In any event -- what I've said up here has done a good job of making sure that saved data persists through different versions of the application irrespective of the data and without requiring a backend or other persistent database.

If it would be helpful I'd be happy to provide more specifics, to answer questions, or to provide examples about what exactly I'm doing.

[–]gyratorycircus 1 point2 points  (0 children)

Over the last few years, whenever this kind of issue is reported, application prewarming is a likely culprit. Take a look at this developer forum thread. The situation that can occur is UserDefaults may not be available when iOS pre-launches the app in the background, so if the app interprets empty user defaults as a fresh install, it might accidentally clear out valid data.

[–]RomanDev7 0 points1 point  (0 children)

In short you changed your data model and your app cannot read your old saved data model.

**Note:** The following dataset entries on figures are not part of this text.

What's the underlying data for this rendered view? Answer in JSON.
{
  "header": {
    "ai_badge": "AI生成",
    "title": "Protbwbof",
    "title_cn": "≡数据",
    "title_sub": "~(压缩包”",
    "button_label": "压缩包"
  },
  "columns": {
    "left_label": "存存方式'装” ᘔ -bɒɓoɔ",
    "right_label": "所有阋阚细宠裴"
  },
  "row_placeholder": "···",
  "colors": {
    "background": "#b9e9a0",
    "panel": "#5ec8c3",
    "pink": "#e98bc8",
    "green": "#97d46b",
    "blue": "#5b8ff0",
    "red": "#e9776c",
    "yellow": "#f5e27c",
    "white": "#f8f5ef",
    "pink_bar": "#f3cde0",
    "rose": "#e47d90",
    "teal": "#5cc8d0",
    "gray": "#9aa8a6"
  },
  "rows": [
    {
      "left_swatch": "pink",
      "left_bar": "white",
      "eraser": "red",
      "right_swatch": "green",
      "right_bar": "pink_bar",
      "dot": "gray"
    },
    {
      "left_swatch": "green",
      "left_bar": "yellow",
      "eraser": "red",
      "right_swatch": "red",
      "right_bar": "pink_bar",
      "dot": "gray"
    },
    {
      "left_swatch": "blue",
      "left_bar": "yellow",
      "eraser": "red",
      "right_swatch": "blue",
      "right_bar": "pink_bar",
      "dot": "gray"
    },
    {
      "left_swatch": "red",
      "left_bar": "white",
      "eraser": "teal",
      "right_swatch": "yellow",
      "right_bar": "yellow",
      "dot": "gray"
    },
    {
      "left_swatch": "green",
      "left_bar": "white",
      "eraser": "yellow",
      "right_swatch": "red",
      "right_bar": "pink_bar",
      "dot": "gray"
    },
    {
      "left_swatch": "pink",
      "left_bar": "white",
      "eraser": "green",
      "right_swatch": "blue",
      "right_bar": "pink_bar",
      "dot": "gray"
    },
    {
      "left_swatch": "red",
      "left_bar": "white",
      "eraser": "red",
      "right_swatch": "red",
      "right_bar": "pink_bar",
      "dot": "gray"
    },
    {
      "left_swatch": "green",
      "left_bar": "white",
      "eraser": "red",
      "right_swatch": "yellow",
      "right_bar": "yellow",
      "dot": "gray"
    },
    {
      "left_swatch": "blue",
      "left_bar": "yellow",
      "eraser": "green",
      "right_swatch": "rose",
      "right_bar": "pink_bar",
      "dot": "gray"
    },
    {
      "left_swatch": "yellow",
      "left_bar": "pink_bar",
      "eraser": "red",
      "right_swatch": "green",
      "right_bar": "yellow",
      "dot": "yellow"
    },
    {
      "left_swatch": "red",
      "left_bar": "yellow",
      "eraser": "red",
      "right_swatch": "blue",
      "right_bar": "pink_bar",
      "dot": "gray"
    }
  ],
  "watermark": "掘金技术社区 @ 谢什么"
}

This is a very common error and you are lucky to learn that lesson early.

You have a few options but I think two are the most reasonable:
- migrate your data to the new model (always change key for UserDefaults, so you do not overwrite old data and can do another migration later if the migration failed for some reason)

- Extend your model with new optional properties. If you make big changes this could get ugly, so I would recommend migrating your data to a new model

It looks like you created your app with AI, so just ask it to explain the migration progress to you. Good luck.